Ingapirca - Ecuador's largest Inca ruins

This is Mike...
We visited Ingapirca on the way to Cuenca. The elevation was 10,400 feet (3170 meters) so the air was thin, the wind cold, and it even drizzled a bit on us. The girls tried staying warm but since they were wearing summer clothes and it was near 40 degrees (5 degrees centigrade) it was a challenge. The ruins are just amazing and made with such detail. The ruins sit on a high hill between two rivers with four high mountain peaks surrounding it. The mountain peaks around the site happen to be positioned perfectly north, south, east and west. During the zenith of the Inca empire each mountain top had spotter camps on them to alert the temple of impending attacks etc. The Inca temples of the sun and the moon were important places for them indeed.
Many of the mountains in the Andes are treeless or nearly so. Many of the forest have been replaced by agriculture.

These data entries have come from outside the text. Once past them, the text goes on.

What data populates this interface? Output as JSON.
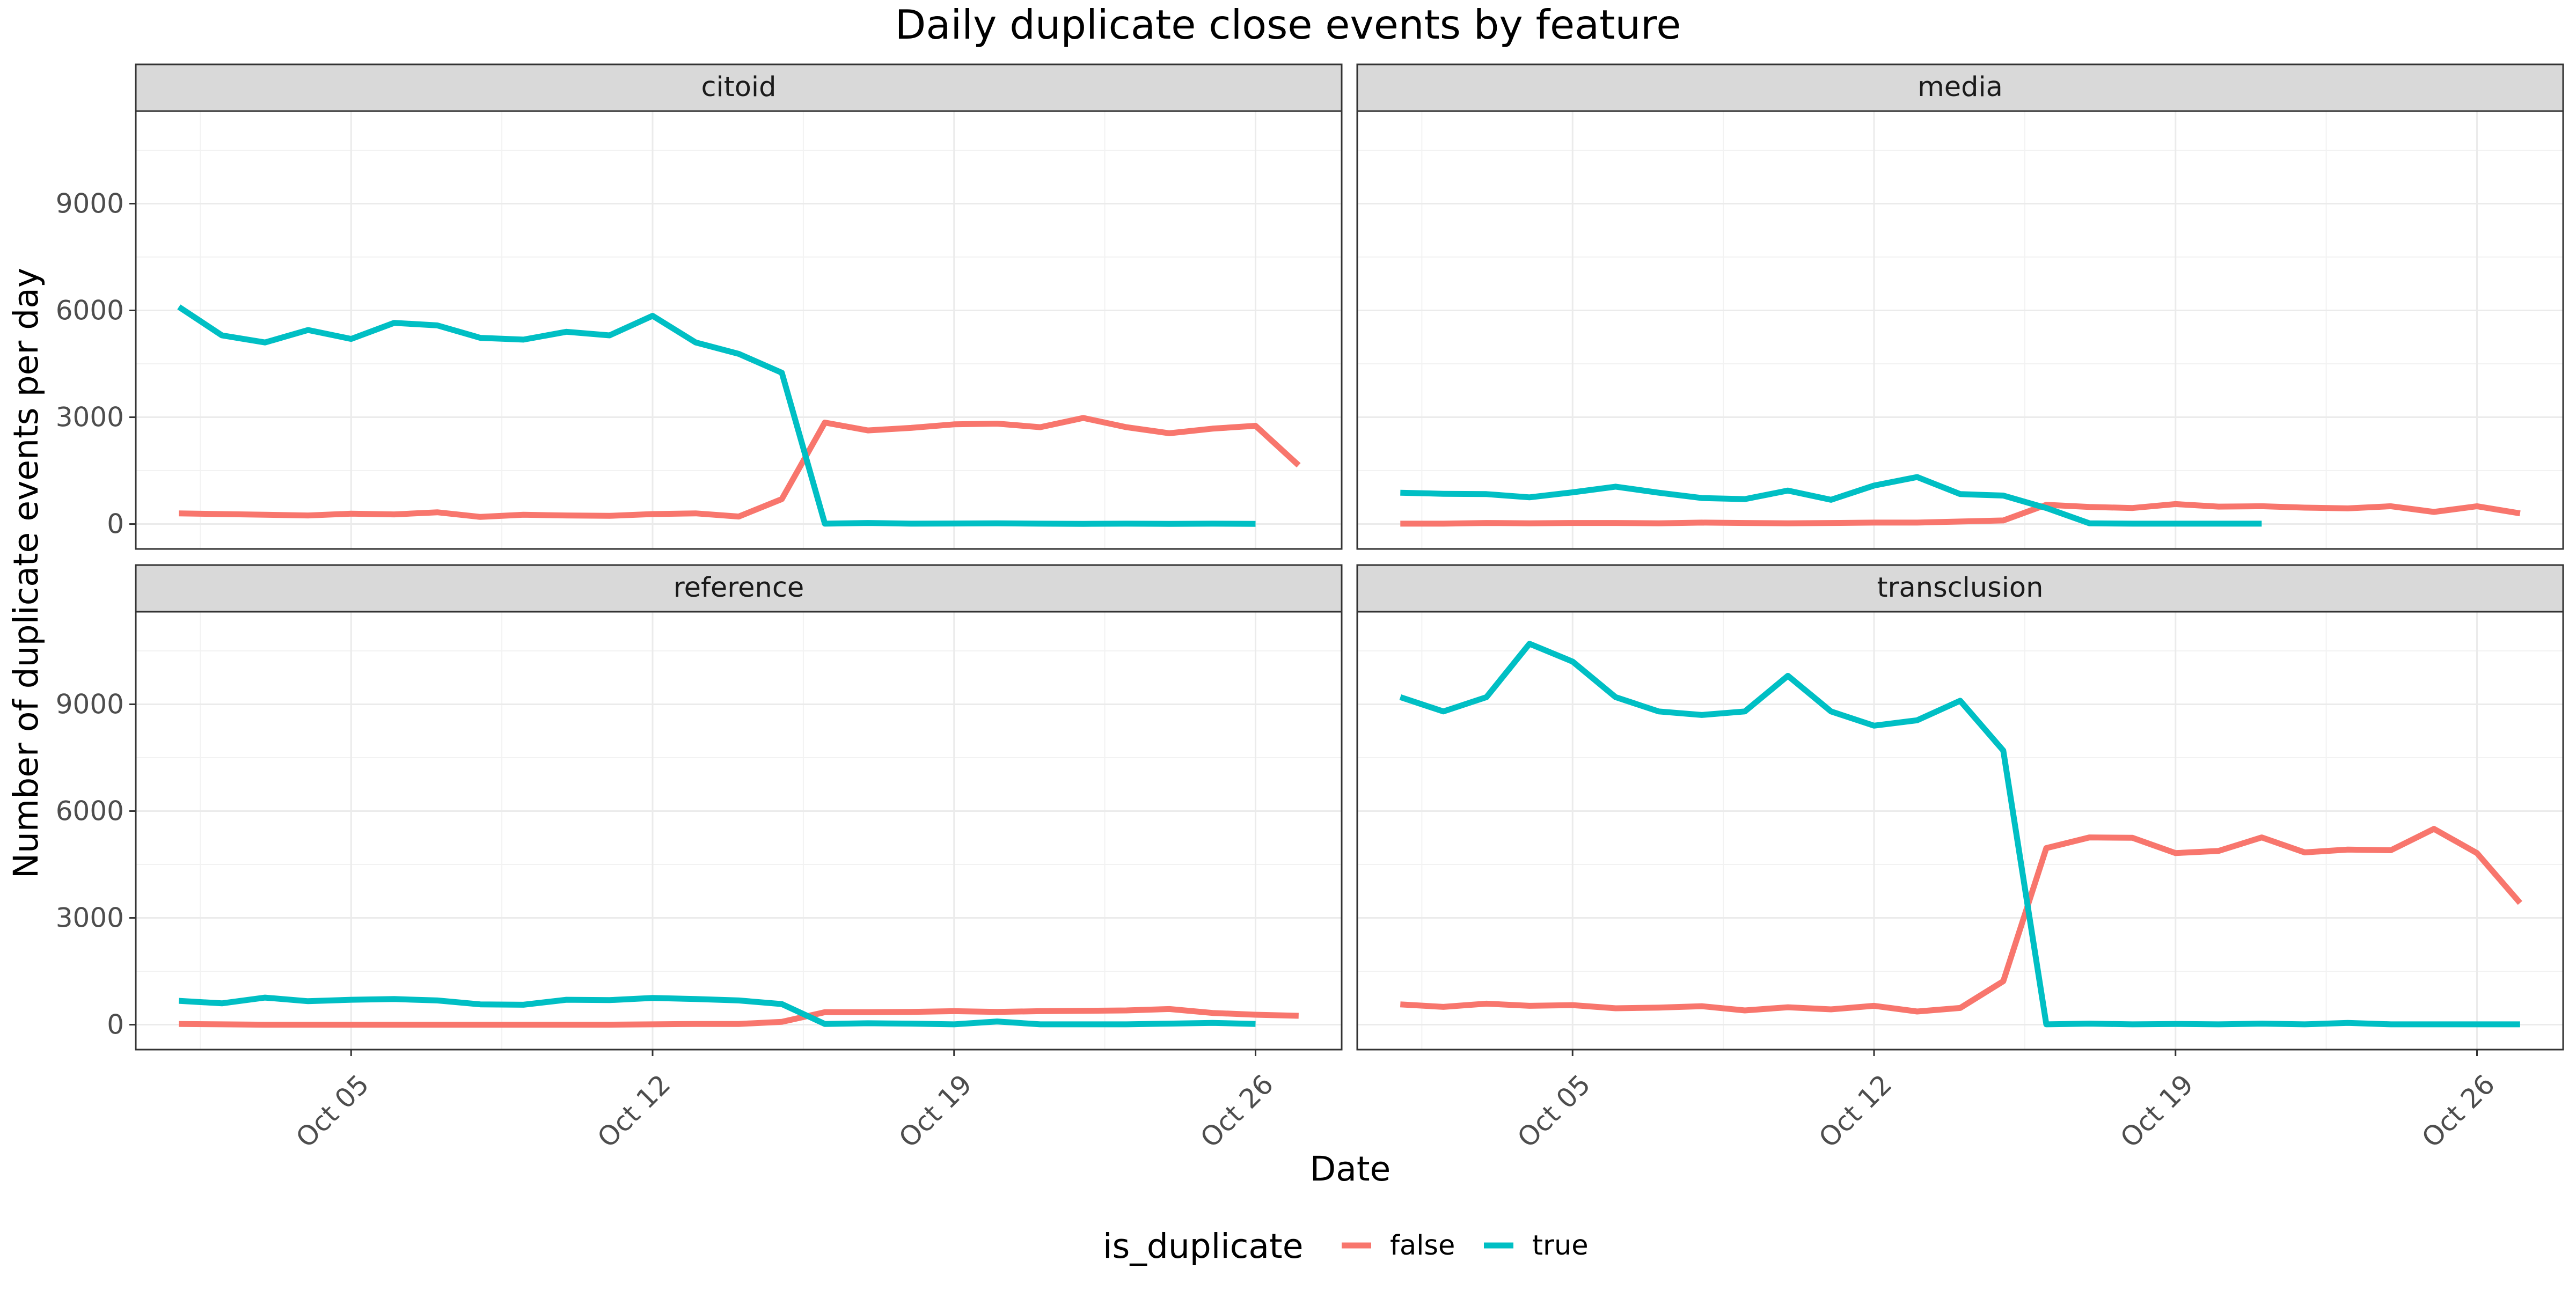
{
  "chart_data": {
    "type": "line",
    "title": "Daily duplicate close events by feature",
    "xlabel": "Date",
    "ylabel": "Number of duplicate events per day",
    "x_tick_labels": [
      "Oct 05",
      "Oct 12",
      "Oct 19",
      "Oct 26"
    ],
    "x_ticks": [
      "2019-10-05",
      "2019-10-12",
      "2019-10-19",
      "2019-10-26"
    ],
    "y_ticks": [
      0,
      3000,
      6000,
      9000
    ],
    "ylim": [
      -700,
      11600
    ],
    "xlim": [
      "2019-09-30",
      "2019-10-28"
    ],
    "grid": true,
    "legend": {
      "title": "is_duplicate",
      "position": "bottom",
      "entries": [
        {
          "label": "false",
          "color": "#F8766D"
        },
        {
          "label": "true",
          "color": "#00BFC4"
        }
      ]
    },
    "x": [
      "2019-10-01",
      "2019-10-02",
      "2019-10-03",
      "2019-10-04",
      "2019-10-05",
      "2019-10-06",
      "2019-10-07",
      "2019-10-08",
      "2019-10-09",
      "2019-10-10",
      "2019-10-11",
      "2019-10-12",
      "2019-10-13",
      "2019-10-14",
      "2019-10-15",
      "2019-10-16",
      "2019-10-17",
      "2019-10-18",
      "2019-10-19",
      "2019-10-20",
      "2019-10-21",
      "2019-10-22",
      "2019-10-23",
      "2019-10-24",
      "2019-10-25",
      "2019-10-26",
      "2019-10-27"
    ],
    "panels": [
      {
        "name": "citoid",
        "series": [
          {
            "name": "false",
            "color": "#F8766D",
            "values": [
              300,
              280,
              260,
              240,
              290,
              270,
              330,
              200,
              260,
              240,
              230,
              280,
              300,
              210,
              700,
              2850,
              2630,
              2700,
              2800,
              2820,
              2720,
              2980,
              2720,
              2550,
              2680,
              2760,
              1650
            ]
          },
          {
            "name": "true",
            "color": "#00BFC4",
            "values": [
              6100,
              5300,
              5100,
              5450,
              5200,
              5650,
              5580,
              5230,
              5180,
              5400,
              5300,
              5850,
              5100,
              4780,
              4250,
              10,
              30,
              10,
              15,
              20,
              10,
              5,
              10,
              5,
              10,
              5,
              null
            ]
          }
        ]
      },
      {
        "name": "media",
        "series": [
          {
            "name": "false",
            "color": "#F8766D",
            "values": [
              10,
              10,
              30,
              20,
              30,
              30,
              20,
              40,
              30,
              20,
              30,
              40,
              40,
              70,
              100,
              540,
              480,
              450,
              560,
              490,
              500,
              460,
              440,
              500,
              340,
              500,
              300
            ]
          },
          {
            "name": "true",
            "color": "#00BFC4",
            "values": [
              880,
              850,
              840,
              750,
              890,
              1050,
              880,
              730,
              700,
              940,
              680,
              1080,
              1320,
              840,
              800,
              450,
              20,
              10,
              10,
              10,
              10,
              null,
              null,
              null,
              null,
              null,
              null
            ]
          }
        ]
      },
      {
        "name": "reference",
        "series": [
          {
            "name": "false",
            "color": "#F8766D",
            "values": [
              20,
              10,
              0,
              0,
              0,
              0,
              0,
              0,
              0,
              0,
              0,
              10,
              20,
              20,
              80,
              350,
              350,
              360,
              380,
              360,
              380,
              390,
              400,
              440,
              330,
              280,
              250
            ]
          },
          {
            "name": "true",
            "color": "#00BFC4",
            "values": [
              670,
              600,
              760,
              660,
              700,
              720,
              680,
              570,
              560,
              700,
              690,
              750,
              720,
              680,
              580,
              20,
              40,
              30,
              10,
              90,
              10,
              10,
              10,
              30,
              50,
              20,
              null
            ]
          }
        ]
      },
      {
        "name": "transclusion",
        "series": [
          {
            "name": "false",
            "color": "#F8766D",
            "values": [
              570,
              500,
              590,
              530,
              550,
              460,
              480,
              520,
              400,
              490,
              430,
              530,
              370,
              470,
              1220,
              4960,
              5260,
              5250,
              4820,
              4880,
              5260,
              4840,
              4920,
              4900,
              5500,
              4820,
              3420
            ]
          },
          {
            "name": "true",
            "color": "#00BFC4",
            "values": [
              9200,
              8800,
              9200,
              10700,
              10200,
              9200,
              8800,
              8700,
              8800,
              9800,
              8800,
              8400,
              8550,
              9100,
              7700,
              10,
              30,
              10,
              20,
              10,
              30,
              10,
              50,
              10,
              10,
              10,
              10
            ]
          }
        ]
      }
    ]
  }
}
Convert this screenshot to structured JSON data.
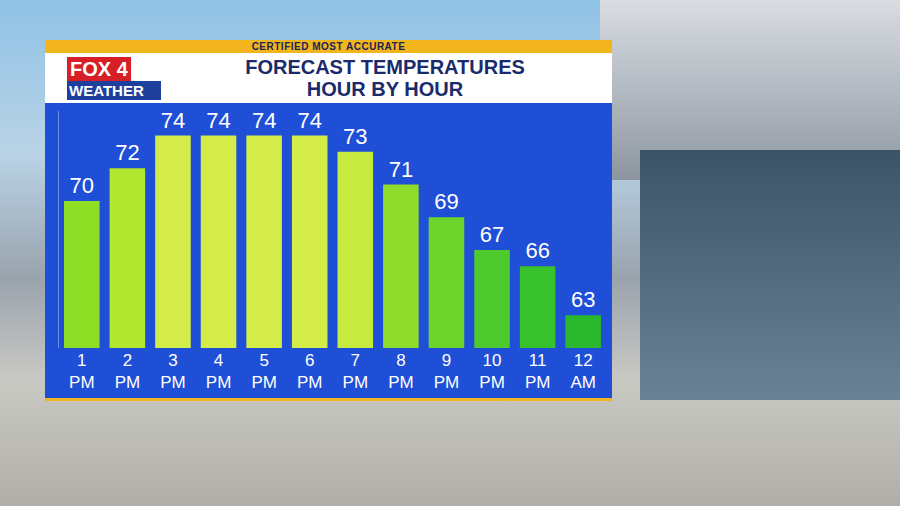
{
  "chart_data": {
    "type": "bar",
    "title": "FORECAST TEMPERATURES",
    "subtitle": "HOUR BY HOUR",
    "annotations": [
      "CERTIFIED MOST ACCURATE",
      "FOX 4",
      "WEATHER"
    ],
    "categories": [
      "1 PM",
      "2 PM",
      "3 PM",
      "4 PM",
      "5 PM",
      "6 PM",
      "7 PM",
      "8 PM",
      "9 PM",
      "10 PM",
      "11 PM",
      "12 AM"
    ],
    "values": [
      70,
      72,
      74,
      74,
      74,
      74,
      73,
      71,
      69,
      67,
      66,
      63
    ],
    "colors": [
      "#8fde26",
      "#b3e62e",
      "#d4ec48",
      "#d4ec48",
      "#d4ec48",
      "#d4ec48",
      "#c8ea3e",
      "#90dc2a",
      "#6cd42a",
      "#4fca2e",
      "#38c22c",
      "#2ab82c"
    ],
    "ylim": [
      61,
      75.5
    ],
    "data_labels": true,
    "tick_labels": "x",
    "grid": false
  }
}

The pre Inca ruins of the Canari peoples served as a base for the Inca temples

Each angles and curve had a meaning for the solar and lunar observations

A moon dial near the lunar temple

The stone tools that were used for grinding food

A grinding station for pulverizing ingredients for paints

Many of the stones are being returned to the temple from nearby looters

A section of stone aqueduct that distributed water through the villages and temples for thousands of years

The girls standing in front of amazing stone work

The remains of the only intact Inca home. The inner walls had insets for religious artifacts and other special items.

The girls tried staying out of the icy wind behind the walls of the temple of the sun.

The joints and seems were perfect

The white tags on the outer walls are there to measure movement of the walls. The temple of the sun is built next to a made made wall that is nearly 150 feet high in places.

This view shows how vegetation grew up the hills and walls of the temple compound

The drive from Banos to Cuenca was some biggest changes in altitude on our journey so far. Our ears were constantly adjusting to the ups and downs ranging from 5,000 feet to 12,000 feet.